Care Laboratory has 30 years of experience of translational medicine in critical care-related diseases (including animal models, infants and adults). The multidisciplinary team of PCare lab is made up of professionals dealing with a wide variety of fields such as health professionals, biologist, chemist, and biotechnologist. The focus of our research is the development of stable isotope and high-resolution mass spectrometry-based techniques (targeted and untargeted) to improve the understanding of human biology on a cellular and whole-organism level.
Studies are conducted with an analytical chemistry approach involving isolation, quantitation, and in vivo tracking of target molecules through stable isotopes tracing, using isotope-ratio mass spectrometry and high-resolution mass spectrometry. This approach allow the development and application of extremely sensible methods to various diseases, including respiratory distress syndrome, brain injury and to drug delivery, exploiting the potential of complex matrices like tracheal aspirates, urine, blood, tissues and cells.
The laboratory owns 3 gas-chromatographers (Agilent 6890N) coupled with: a flame-ion detector; a single quadrupole mass spectrometer (5973i); two isotope-ratio mass spectrometers (Thermo Delta V), and a thermal combustion/elemental analyzer (Thermo TC/EA). Moreover, an UHPLC (Thermo Ultimate 3000) coupled with a high-resolution mass spectrometer (Thermo Q Exactive) for targeted and untargeted femtogram metabolite and protein analysis.

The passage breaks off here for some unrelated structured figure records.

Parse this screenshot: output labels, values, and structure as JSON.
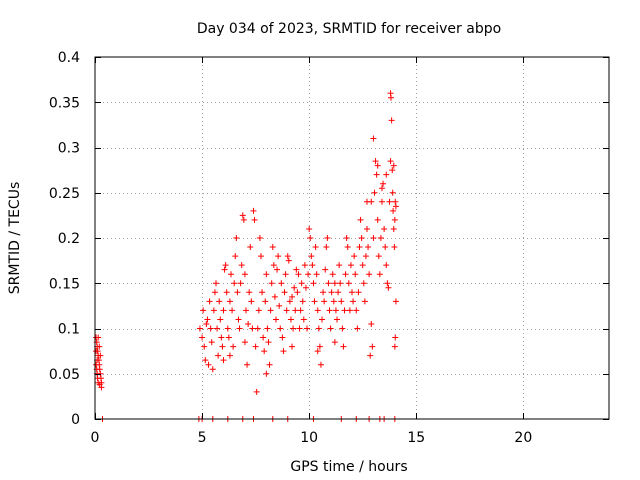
{
  "chart_data": {
    "type": "scatter",
    "title": "Day 034 of 2023, SRMTID for receiver abpo",
    "xlabel": "GPS time / hours",
    "ylabel": "SRMTID / TECUs",
    "xlim": [
      0,
      24
    ],
    "ylim": [
      0,
      0.4
    ],
    "grid": true,
    "marker": "+",
    "color": "#ff0000",
    "x_ticks": [
      {
        "value": 0,
        "label": "0"
      },
      {
        "value": 5,
        "label": "5"
      },
      {
        "value": 10,
        "label": "10"
      },
      {
        "value": 15,
        "label": "15"
      },
      {
        "value": 20,
        "label": "20"
      }
    ],
    "y_ticks": [
      {
        "value": 0,
        "label": "0"
      },
      {
        "value": 0.05,
        "label": "0.05"
      },
      {
        "value": 0.1,
        "label": "0.1"
      },
      {
        "value": 0.15,
        "label": "0.15"
      },
      {
        "value": 0.2,
        "label": "0.2"
      },
      {
        "value": 0.25,
        "label": "0.25"
      },
      {
        "value": 0.3,
        "label": "0.3"
      },
      {
        "value": 0.35,
        "label": "0.35"
      },
      {
        "value": 0.4,
        "label": "0.4"
      }
    ],
    "series": [
      {
        "name": "SRMTID",
        "points": [
          [
            0.05,
            0.09
          ],
          [
            0.08,
            0.085
          ],
          [
            0.1,
            0.08
          ],
          [
            0.12,
            0.075
          ],
          [
            0.15,
            0.07
          ],
          [
            0.05,
            0.06
          ],
          [
            0.08,
            0.055
          ],
          [
            0.1,
            0.05
          ],
          [
            0.12,
            0.045
          ],
          [
            0.15,
            0.04
          ],
          [
            0.18,
            0.065
          ],
          [
            0.2,
            0.06
          ],
          [
            0.22,
            0.055
          ],
          [
            0.25,
            0.05
          ],
          [
            0.28,
            0.045
          ],
          [
            0.3,
            0.04
          ],
          [
            0.3,
            0.035
          ],
          [
            0.2,
            0.08
          ],
          [
            0.15,
            0.09
          ],
          [
            0.25,
            0.07
          ],
          [
            0.1,
            0.065
          ],
          [
            0.05,
            0.075
          ],
          [
            0.22,
            0.038
          ],
          [
            0.35,
            0.0
          ],
          [
            4.85,
            0.0
          ],
          [
            5.0,
            0.0
          ],
          [
            5.5,
            0.0
          ],
          [
            6.2,
            0.0
          ],
          [
            6.9,
            0.0
          ],
          [
            7.4,
            0.0
          ],
          [
            8.3,
            0.0
          ],
          [
            9.0,
            0.0
          ],
          [
            10.2,
            0.0
          ],
          [
            11.5,
            0.0
          ],
          [
            12.2,
            0.0
          ],
          [
            12.8,
            0.0
          ],
          [
            13.3,
            0.0
          ],
          [
            13.5,
            0.0
          ],
          [
            14.0,
            0.0
          ],
          [
            4.9,
            0.1
          ],
          [
            5.0,
            0.09
          ],
          [
            5.05,
            0.12
          ],
          [
            5.1,
            0.08
          ],
          [
            5.15,
            0.065
          ],
          [
            5.2,
            0.105
          ],
          [
            5.25,
            0.11
          ],
          [
            5.3,
            0.06
          ],
          [
            5.35,
            0.13
          ],
          [
            5.4,
            0.1
          ],
          [
            5.45,
            0.085
          ],
          [
            5.5,
            0.055
          ],
          [
            5.55,
            0.12
          ],
          [
            5.6,
            0.14
          ],
          [
            5.65,
            0.15
          ],
          [
            5.7,
            0.1
          ],
          [
            5.75,
            0.07
          ],
          [
            5.8,
            0.13
          ],
          [
            5.85,
            0.11
          ],
          [
            5.9,
            0.09
          ],
          [
            5.95,
            0.08
          ],
          [
            6.0,
            0.12
          ],
          [
            6.05,
            0.165
          ],
          [
            6.1,
            0.17
          ],
          [
            6.15,
            0.14
          ],
          [
            6.2,
            0.1
          ],
          [
            6.25,
            0.09
          ],
          [
            6.3,
            0.13
          ],
          [
            6.35,
            0.16
          ],
          [
            6.4,
            0.12
          ],
          [
            6.45,
            0.08
          ],
          [
            6.5,
            0.15
          ],
          [
            6.55,
            0.18
          ],
          [
            6.6,
            0.2
          ],
          [
            6.65,
            0.14
          ],
          [
            6.7,
            0.11
          ],
          [
            6.75,
            0.1
          ],
          [
            6.8,
            0.15
          ],
          [
            6.85,
            0.17
          ],
          [
            6.9,
            0.225
          ],
          [
            6.95,
            0.22
          ],
          [
            7.0,
            0.16
          ],
          [
            7.05,
            0.12
          ],
          [
            7.1,
            0.06
          ],
          [
            7.15,
            0.105
          ],
          [
            7.2,
            0.14
          ],
          [
            7.25,
            0.19
          ],
          [
            7.3,
            0.13
          ],
          [
            7.35,
            0.1
          ],
          [
            7.4,
            0.23
          ],
          [
            7.45,
            0.22
          ],
          [
            7.5,
            0.08
          ],
          [
            7.55,
            0.03
          ],
          [
            7.6,
            0.1
          ],
          [
            7.65,
            0.12
          ],
          [
            7.7,
            0.2
          ],
          [
            7.75,
            0.18
          ],
          [
            7.8,
            0.14
          ],
          [
            7.85,
            0.09
          ],
          [
            7.9,
            0.075
          ],
          [
            7.95,
            0.13
          ],
          [
            8.0,
            0.16
          ],
          [
            8.05,
            0.1
          ],
          [
            8.1,
            0.085
          ],
          [
            8.15,
            0.06
          ],
          [
            8.2,
            0.12
          ],
          [
            8.25,
            0.15
          ],
          [
            8.3,
            0.19
          ],
          [
            8.35,
            0.17
          ],
          [
            8.4,
            0.135
          ],
          [
            8.45,
            0.11
          ],
          [
            8.5,
            0.165
          ],
          [
            8.55,
            0.18
          ],
          [
            8.6,
            0.125
          ],
          [
            8.65,
            0.1
          ],
          [
            8.7,
            0.15
          ],
          [
            8.75,
            0.09
          ],
          [
            8.8,
            0.075
          ],
          [
            8.85,
            0.14
          ],
          [
            8.9,
            0.16
          ],
          [
            8.95,
            0.12
          ],
          [
            9.0,
            0.18
          ],
          [
            9.05,
            0.175
          ],
          [
            9.1,
            0.13
          ],
          [
            9.15,
            0.11
          ],
          [
            9.2,
            0.08
          ],
          [
            9.25,
            0.1
          ],
          [
            9.3,
            0.145
          ],
          [
            9.35,
            0.12
          ],
          [
            9.4,
            0.165
          ],
          [
            9.45,
            0.14
          ],
          [
            9.5,
            0.16
          ],
          [
            9.55,
            0.1
          ],
          [
            9.6,
            0.12
          ],
          [
            9.65,
            0.15
          ],
          [
            9.7,
            0.13
          ],
          [
            9.75,
            0.11
          ],
          [
            9.8,
            0.17
          ],
          [
            9.85,
            0.145
          ],
          [
            9.9,
            0.1
          ],
          [
            9.95,
            0.16
          ],
          [
            10.0,
            0.21
          ],
          [
            10.05,
            0.2
          ],
          [
            10.1,
            0.18
          ],
          [
            10.15,
            0.17
          ],
          [
            10.2,
            0.15
          ],
          [
            10.25,
            0.13
          ],
          [
            10.3,
            0.19
          ],
          [
            10.35,
            0.16
          ],
          [
            10.4,
            0.12
          ],
          [
            10.45,
            0.1
          ],
          [
            10.5,
            0.08
          ],
          [
            10.55,
            0.06
          ],
          [
            10.6,
            0.11
          ],
          [
            10.65,
            0.14
          ],
          [
            10.7,
            0.13
          ],
          [
            10.75,
            0.165
          ],
          [
            10.8,
            0.19
          ],
          [
            10.85,
            0.2
          ],
          [
            10.9,
            0.15
          ],
          [
            10.95,
            0.12
          ],
          [
            11.0,
            0.1
          ],
          [
            11.05,
            0.14
          ],
          [
            11.1,
            0.16
          ],
          [
            11.15,
            0.13
          ],
          [
            11.2,
            0.15
          ],
          [
            11.25,
            0.12
          ],
          [
            11.3,
            0.11
          ],
          [
            11.35,
            0.14
          ],
          [
            11.4,
            0.17
          ],
          [
            11.45,
            0.15
          ],
          [
            11.5,
            0.13
          ],
          [
            11.55,
            0.1
          ],
          [
            11.6,
            0.08
          ],
          [
            11.65,
            0.12
          ],
          [
            11.7,
            0.16
          ],
          [
            11.75,
            0.2
          ],
          [
            11.8,
            0.19
          ],
          [
            11.85,
            0.15
          ],
          [
            11.9,
            0.12
          ],
          [
            11.95,
            0.17
          ],
          [
            12.0,
            0.14
          ],
          [
            12.05,
            0.13
          ],
          [
            12.1,
            0.18
          ],
          [
            12.15,
            0.16
          ],
          [
            12.2,
            0.12
          ],
          [
            12.25,
            0.1
          ],
          [
            12.3,
            0.14
          ],
          [
            12.35,
            0.19
          ],
          [
            12.4,
            0.22
          ],
          [
            12.45,
            0.2
          ],
          [
            12.5,
            0.17
          ],
          [
            12.55,
            0.15
          ],
          [
            12.6,
            0.13
          ],
          [
            12.65,
            0.18
          ],
          [
            12.7,
            0.21
          ],
          [
            12.75,
            0.19
          ],
          [
            12.8,
            0.16
          ],
          [
            12.85,
            0.07
          ],
          [
            12.9,
            0.105
          ],
          [
            12.95,
            0.08
          ],
          [
            13.0,
            0.2
          ],
          [
            13.05,
            0.25
          ],
          [
            13.1,
            0.285
          ],
          [
            13.15,
            0.27
          ],
          [
            13.2,
            0.22
          ],
          [
            13.25,
            0.18
          ],
          [
            13.3,
            0.16
          ],
          [
            13.35,
            0.2
          ],
          [
            13.4,
            0.24
          ],
          [
            13.45,
            0.26
          ],
          [
            13.5,
            0.21
          ],
          [
            13.55,
            0.19
          ],
          [
            13.6,
            0.17
          ],
          [
            13.65,
            0.15
          ],
          [
            13.7,
            0.145
          ],
          [
            13.75,
            0.24
          ],
          [
            13.8,
            0.36
          ],
          [
            13.82,
            0.355
          ],
          [
            13.85,
            0.33
          ],
          [
            13.88,
            0.275
          ],
          [
            13.9,
            0.25
          ],
          [
            13.92,
            0.23
          ],
          [
            13.95,
            0.21
          ],
          [
            13.98,
            0.19
          ],
          [
            14.0,
            0.22
          ],
          [
            14.02,
            0.24
          ],
          [
            14.05,
            0.235
          ],
          [
            14.0,
            0.08
          ],
          [
            14.02,
            0.09
          ],
          [
            14.05,
            0.13
          ],
          [
            13.0,
            0.31
          ],
          [
            13.95,
            0.28
          ],
          [
            13.8,
            0.285
          ],
          [
            13.6,
            0.27
          ],
          [
            13.4,
            0.255
          ],
          [
            13.2,
            0.28
          ],
          [
            12.9,
            0.24
          ],
          [
            12.7,
            0.24
          ],
          [
            6.0,
            0.065
          ],
          [
            6.3,
            0.07
          ],
          [
            7.0,
            0.085
          ],
          [
            8.0,
            0.05
          ],
          [
            9.2,
            0.135
          ],
          [
            10.4,
            0.075
          ],
          [
            11.2,
            0.085
          ]
        ]
      }
    ]
  }
}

In recent years, we have focused on the neurological and pulmonary injuries occurring during pediatric cardiac surgery for congenital heart defects (CHD). The latter are the most common congenital disease affecting about 1% of all births. Improved surgical techniques have reduced operative mortality to 3% and major concerns are now focused on the long-term outcome, especially on neurological and neurodevelopmental disorders along with lung injuries. We are trying to define a panel of biomarker that correlates with the neurological and pulmonary outcome of children undergoing open-heart surgery for complex CHD. We recently described how the minimum temperature reached during cardiac surgery is the most important factor that influences the rise of a brain injury neuromarker (GFAP) and how the type of cardiac diseases is linked to a specific pulmonary surfactant status. Moreover, we linked the plasmatic amount of GFAP, along with other surgical parameters, to children’s neurodevelopmental outcome assessed 18 months after surgery. Neurodevelopmental follow-up showed that GFAP was associated with impaired communication skills. Up to 52% of CHD children reported neuropsychological impairments mainly related to the domain of the social and affective perception. Moreover, our laboratory applied an untargeted metabolomics approach to elucidate the mechanism underlying CHD phenotype and to identify the metabolite signatures of early brain damage.
Pulmonary surfactant status in critical diseases, both acute and chronic, is also a key topic of the laboratory. We used stable isotope tracers and high resolution-mass spectrometry techniques to describe lipids and metabolites profile and surfactant specific proteins metabolism and amounts in different disease in children and animal models.
Studies on preterm and newborn infants’ nutrition (focused on parenteral nutrition) are also ongoing with important results obtained describing the metabolism of lipids components and their relationship with the diseases. Lipidomics and metabolomics studies are planned to study lipids metabolism in the fetus and during pregnancy complicated by intrauterine growth restriction.
Our research team collaborates with several laboratories and with industries for the development of methods for targeted and untargeted analysis of both small molecules and proteins.